Perspective Online

Lecture Series Features Dr. Marjorie Snipes

by Tiffany Robinson

Dr. Marjorie Snipes, a UWG anthropology professor, spoke at the 3rd annual College of Social Sciences Lecture series on Tuesday, November 19, 2013 about the creativity of academic “bricolage.” Dr. Snipes received her Ph.D. from the University of Wisconsin in Cultural Anthropology in 1996 and has taught at UWG since 1998. Her talk emphasized the interweaving research conducted on autoethnography, the experience of teaching autoethnography in an undergraduate class and the experience of “storying” as a way of encountering ourselves and others.

Lecture Series Features Dr. Marjorie Snipes“Stories are not just human productions,” says Dr. Snipes. “They are profound human artifacts. They are intersections and bridges between the conceptual world of the individual and whatever is perceived to exist outside.”

She opened the lecture by expressing the reasons and values of storytelling, and the influential power it holds within the social realm of society.

Throughout the talk, she accompanied her research with a story of her trip to Montana and shared her observations of human interactions. Dr. Snipes included the premise of autoethnography and then elucidated its disguising factors from ethnography. She expounded on her research by sharing her knowledge from articles written by Leon Anderson, Carolyn Ellis and Arthur Bochner.

“By collecting stories, the anthropologist is able to understand the emic prospective,” says Dr. Snipes. “The story connects concepts and ideas into something coherent to the teller and sometimes to the listener. And it is through stories that people make sense of their own lives and those of others.”

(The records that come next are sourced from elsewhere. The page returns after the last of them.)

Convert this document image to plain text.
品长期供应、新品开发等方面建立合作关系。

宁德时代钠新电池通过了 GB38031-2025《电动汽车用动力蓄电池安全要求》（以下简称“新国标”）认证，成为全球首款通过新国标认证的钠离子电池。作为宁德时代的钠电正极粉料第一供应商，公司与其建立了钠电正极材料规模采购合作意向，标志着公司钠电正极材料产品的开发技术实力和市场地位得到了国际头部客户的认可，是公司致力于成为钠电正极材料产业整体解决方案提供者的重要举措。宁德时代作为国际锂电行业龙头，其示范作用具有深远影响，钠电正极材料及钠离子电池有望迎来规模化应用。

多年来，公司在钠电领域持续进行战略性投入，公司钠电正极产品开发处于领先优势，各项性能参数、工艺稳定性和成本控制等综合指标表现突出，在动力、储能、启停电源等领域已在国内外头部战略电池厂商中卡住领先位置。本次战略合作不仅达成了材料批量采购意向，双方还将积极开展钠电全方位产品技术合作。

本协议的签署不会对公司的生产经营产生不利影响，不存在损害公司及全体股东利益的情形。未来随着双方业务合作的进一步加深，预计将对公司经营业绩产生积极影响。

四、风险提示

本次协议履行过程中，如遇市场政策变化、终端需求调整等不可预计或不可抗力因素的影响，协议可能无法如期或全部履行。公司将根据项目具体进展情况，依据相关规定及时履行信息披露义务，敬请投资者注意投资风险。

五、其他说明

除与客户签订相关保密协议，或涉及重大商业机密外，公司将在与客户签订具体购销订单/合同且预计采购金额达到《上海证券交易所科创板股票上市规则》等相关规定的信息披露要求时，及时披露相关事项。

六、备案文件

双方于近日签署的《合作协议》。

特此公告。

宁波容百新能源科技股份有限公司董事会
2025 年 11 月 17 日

Dr. Snipes explained that autoethnography has a strong presence in the anthropological tradition and that dissecting anthropological methodologies into qualitative and quantitative is unfortunate. She challenged that collecting stories should be the same as producing autoethnography by presenting her discoveries from the experiment she conducted in her undergraduate ethnographic field methods class earlier this year. The goal was to evaluate the efficacy of autoethnography as a field tool in the classroom culture.